One day, a wise monk was walking through a village. A very angry and rude young man came up and began insulting him. The monk continued his walk, paying no attention to the insults, and the young man grew enraged at being ignored.
“Why don’t you say something?” he demanded. “How can you keep walking as if I were silent?”
The monk stopped and asked the young man, “Tell me, if you buy a gift for someone, and that person does not take it, to whom does the gift belong?”
“It would belong to me, because I brought the gift,” the young man said.
The monk smiled. “That is correct. And it is the same with your anger. If you become angry with me and I do not get insulted, then the anger falls back on you. You are then the only one who becomes unhappy, not me. All you have done is hurt yourself.”
Ralph Waldo Emerson said, “For every minute you remain angry, you give up 60 seconds of peace of mind.”
We all feel angry at times. It’s a normal emotion when we feel frustrated, attacked or unfairly treated. Feeling anger can help people identify problems and motivate people to create change, achieve goals and just stay safe.
The problem with anger comes from how people deal with it. Anger in business situations is especially tricky. Family and friends tend to be more forgiving. In business dealings, it often spells the end of the relationship.
The natural way to express anger is to respond aggressively and defend yourself when attacked, even becoming verbally abusive toward others or physically threatening. Others prefer to sulk and ignore people or refuse to do work or do a poor job. Then there are those who internalize anger, start hating themselves and cut themselves off from the world.
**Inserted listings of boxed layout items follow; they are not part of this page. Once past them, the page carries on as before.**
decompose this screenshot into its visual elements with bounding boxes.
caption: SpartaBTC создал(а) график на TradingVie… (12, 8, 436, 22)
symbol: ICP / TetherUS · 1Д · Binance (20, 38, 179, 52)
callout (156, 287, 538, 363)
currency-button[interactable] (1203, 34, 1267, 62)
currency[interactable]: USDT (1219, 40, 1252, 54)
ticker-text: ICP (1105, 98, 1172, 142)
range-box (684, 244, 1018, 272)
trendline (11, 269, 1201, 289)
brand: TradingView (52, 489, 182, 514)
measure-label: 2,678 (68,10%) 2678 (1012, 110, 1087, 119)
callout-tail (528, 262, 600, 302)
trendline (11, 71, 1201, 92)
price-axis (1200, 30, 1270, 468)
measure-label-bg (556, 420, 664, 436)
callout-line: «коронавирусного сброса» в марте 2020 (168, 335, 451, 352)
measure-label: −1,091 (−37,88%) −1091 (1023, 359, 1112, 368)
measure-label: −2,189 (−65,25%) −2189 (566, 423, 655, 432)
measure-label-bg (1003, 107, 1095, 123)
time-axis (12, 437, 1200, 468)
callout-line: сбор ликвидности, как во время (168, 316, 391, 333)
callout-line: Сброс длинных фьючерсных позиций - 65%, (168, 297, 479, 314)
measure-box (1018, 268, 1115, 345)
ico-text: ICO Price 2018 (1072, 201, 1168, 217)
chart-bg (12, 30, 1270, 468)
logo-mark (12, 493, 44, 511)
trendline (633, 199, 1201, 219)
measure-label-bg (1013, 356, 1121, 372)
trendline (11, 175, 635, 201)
The American Psychological Association (APA) lists three main approaches to dealing with anger: expressing, suppressing and calming. “Expressing your angry feelings in an assertive — not aggressive — manner is the healthiest way to express anger,” the association states. “Being assertive doesn’t mean being pushy or demanding; it means being respectful of yourself and others.”
Suppression of anger, its says, means holding it in, not thinking about it or focusing on something positive. The problem with this approach is that anger can turn inward and cause hypertension or depression.
Calming yourself means you control your outward behavior and let your feelings subside.
Try taking deep breaths, going for a walk or getting some other exercise. Distance yourself while you think about how to solve or improve the situation.
Here’s a final story to illustrate my point: A young lion and a cougar, both thirsty, arrived at their usual water hole at the same time. They immediately began to argue about who should satisfy their thirst first. The argument became heated, and each decided he would rather die than give up the privilege of being the first to quench his thirst.
As they stubbornly confronted each other, their emotions turned to rage. Their cruel attacks on each other were suddenly interrupted. They both looked up. Circling overhead was a flock of vultures waiting for the loser to fall. Quietly, the two beasts turned and walked away. The thought of being devoured was all they needed to end their quarrel.
Don’t let your anger devour you. Instead, take the bite out of your anger.
Mackay’s Moral: It is better to choose what you say than say what you choose.